Type of antiretroviral therapy was related
to changes in HbA1c levels. People taking a protease
inhibitor-based regimen, but not those on a non-protease inhibitor-containing regimen,
achieved significantly smaller reductions in HbA1c compared to the controls
(difference -0.21%, p = 0.002 in those on a protease inhibitor vs 0.10%, p =
0.21 in those not taking a protease inhibitor).

Changes in HbA1c did not differ according
to CD4 cell count (above 200 cells/mm3 vs below 200 cells/mm3)
nor by viral load.

According to American Diabetes Association
guidelines the goal of diabetes therapy is HbA1c below 7% after one year. This
outcome was achieved by 59% of the people with HIV compared to 73% of
controls (p = 0.002).

“Patients with type-2 diabetes and HIV
infection who initiated diabetic medical therapy achieved smaller absolute
reductions in HbA1c than patients with type-2 diabetes and no HIV infection in
the course of routine clinical care,” write the authors. “The less robust
response was more pronounced in HIV-infected patients on a protease
inhibitor-based regimen…this finding is consistent with data indicating increased
insulin resistance in recipients of protease inhibitors.”

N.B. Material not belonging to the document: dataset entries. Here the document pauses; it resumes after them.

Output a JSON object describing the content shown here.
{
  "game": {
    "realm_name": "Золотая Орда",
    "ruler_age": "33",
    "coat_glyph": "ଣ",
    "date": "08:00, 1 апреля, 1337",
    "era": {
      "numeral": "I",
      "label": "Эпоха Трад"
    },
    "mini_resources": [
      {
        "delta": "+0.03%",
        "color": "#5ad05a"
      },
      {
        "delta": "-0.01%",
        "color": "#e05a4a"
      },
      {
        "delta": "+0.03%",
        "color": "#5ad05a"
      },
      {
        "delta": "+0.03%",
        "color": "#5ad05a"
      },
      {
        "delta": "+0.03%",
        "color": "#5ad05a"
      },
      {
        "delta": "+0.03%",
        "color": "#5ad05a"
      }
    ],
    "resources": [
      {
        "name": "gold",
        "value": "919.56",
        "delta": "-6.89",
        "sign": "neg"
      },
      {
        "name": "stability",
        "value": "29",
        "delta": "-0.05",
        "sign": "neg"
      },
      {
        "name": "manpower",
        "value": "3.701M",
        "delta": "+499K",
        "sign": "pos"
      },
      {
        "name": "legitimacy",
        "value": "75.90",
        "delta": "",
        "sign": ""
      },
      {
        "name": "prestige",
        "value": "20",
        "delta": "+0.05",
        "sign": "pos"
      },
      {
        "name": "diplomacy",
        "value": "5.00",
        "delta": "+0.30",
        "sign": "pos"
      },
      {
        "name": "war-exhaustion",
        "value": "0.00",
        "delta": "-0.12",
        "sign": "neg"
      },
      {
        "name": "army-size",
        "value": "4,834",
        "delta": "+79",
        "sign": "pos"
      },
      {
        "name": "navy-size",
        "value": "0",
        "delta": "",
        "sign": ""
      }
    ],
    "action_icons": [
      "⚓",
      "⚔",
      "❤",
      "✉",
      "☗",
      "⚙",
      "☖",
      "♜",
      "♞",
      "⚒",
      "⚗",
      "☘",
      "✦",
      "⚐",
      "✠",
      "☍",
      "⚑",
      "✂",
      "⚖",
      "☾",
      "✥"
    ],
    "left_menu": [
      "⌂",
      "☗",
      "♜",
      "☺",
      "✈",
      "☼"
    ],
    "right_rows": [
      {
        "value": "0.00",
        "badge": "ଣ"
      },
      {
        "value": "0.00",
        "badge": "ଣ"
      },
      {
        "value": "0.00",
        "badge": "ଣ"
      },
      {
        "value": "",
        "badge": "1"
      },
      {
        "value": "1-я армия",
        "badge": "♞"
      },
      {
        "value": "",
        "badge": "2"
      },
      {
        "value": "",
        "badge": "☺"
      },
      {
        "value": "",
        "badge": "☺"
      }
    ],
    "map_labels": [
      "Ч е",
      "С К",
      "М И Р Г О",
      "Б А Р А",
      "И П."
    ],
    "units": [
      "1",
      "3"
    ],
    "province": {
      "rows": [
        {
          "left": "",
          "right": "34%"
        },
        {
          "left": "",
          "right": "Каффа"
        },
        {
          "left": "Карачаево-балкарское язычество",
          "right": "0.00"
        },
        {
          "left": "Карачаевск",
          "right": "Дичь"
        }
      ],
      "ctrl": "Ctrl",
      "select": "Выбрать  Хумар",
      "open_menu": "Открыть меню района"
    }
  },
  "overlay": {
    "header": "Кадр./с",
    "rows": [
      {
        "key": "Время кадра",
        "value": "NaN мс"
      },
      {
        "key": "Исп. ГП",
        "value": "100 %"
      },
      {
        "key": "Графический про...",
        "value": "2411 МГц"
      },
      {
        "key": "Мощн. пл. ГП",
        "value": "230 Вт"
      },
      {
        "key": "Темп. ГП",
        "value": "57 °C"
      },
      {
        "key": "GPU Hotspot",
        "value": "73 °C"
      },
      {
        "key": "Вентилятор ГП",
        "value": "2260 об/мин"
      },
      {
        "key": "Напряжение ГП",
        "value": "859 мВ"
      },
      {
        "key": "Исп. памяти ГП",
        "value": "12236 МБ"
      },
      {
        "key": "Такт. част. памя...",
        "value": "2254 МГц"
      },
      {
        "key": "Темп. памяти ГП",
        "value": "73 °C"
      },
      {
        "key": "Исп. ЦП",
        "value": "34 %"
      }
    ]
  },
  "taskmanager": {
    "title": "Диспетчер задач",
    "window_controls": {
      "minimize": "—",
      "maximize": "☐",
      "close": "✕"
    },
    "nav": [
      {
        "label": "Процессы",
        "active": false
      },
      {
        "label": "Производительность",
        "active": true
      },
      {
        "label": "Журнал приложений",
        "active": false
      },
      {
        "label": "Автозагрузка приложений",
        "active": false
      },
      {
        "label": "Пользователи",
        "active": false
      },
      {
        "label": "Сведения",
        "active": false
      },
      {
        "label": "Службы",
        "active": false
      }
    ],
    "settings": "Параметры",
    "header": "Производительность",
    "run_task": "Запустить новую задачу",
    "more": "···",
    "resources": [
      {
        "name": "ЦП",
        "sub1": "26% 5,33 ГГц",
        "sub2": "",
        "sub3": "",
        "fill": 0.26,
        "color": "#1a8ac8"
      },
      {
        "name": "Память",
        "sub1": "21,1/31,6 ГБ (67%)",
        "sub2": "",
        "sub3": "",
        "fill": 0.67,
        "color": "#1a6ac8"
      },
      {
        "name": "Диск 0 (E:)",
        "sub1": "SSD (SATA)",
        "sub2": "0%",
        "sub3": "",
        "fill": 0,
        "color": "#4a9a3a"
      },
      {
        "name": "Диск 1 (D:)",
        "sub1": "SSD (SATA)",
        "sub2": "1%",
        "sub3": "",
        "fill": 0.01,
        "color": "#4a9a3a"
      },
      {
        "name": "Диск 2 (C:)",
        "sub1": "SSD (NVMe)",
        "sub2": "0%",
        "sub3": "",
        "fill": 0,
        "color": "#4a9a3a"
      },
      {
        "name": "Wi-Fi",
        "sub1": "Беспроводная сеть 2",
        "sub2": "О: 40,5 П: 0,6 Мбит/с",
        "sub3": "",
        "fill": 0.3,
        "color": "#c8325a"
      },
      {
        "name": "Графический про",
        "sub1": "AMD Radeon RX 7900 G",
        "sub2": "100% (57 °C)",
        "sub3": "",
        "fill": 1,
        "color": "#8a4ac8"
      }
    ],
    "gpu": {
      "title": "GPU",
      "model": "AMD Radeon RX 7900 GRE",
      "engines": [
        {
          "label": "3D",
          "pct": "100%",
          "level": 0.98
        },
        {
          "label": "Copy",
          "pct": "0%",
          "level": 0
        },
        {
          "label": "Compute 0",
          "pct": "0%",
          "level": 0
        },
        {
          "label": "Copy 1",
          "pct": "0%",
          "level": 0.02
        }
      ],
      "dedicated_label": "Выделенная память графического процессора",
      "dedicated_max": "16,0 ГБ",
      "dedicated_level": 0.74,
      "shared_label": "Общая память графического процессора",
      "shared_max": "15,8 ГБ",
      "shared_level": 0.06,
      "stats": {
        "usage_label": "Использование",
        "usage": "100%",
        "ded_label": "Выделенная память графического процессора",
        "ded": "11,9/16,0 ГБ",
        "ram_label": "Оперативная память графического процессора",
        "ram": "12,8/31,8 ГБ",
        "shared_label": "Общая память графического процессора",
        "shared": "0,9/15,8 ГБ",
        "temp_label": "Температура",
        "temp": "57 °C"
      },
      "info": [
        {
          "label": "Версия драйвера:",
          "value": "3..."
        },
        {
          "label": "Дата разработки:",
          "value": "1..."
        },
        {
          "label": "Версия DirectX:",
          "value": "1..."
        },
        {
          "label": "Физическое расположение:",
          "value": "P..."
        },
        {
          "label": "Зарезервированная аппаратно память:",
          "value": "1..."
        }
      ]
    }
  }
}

However, the investigators also believe
their overall findings of a poorer response in the people with HIV could
“relate in part to persistent inflammation or immune activation, which has been
associated with both HIV infection and insulin resistance.”

They believe that future studies should
“evaluate optimal choice of pharmacologic therapy and the most accurate
measurement of glycaemia” in people with HIV, “with the goal of decreasing
the risk of clinical complications and mortality.”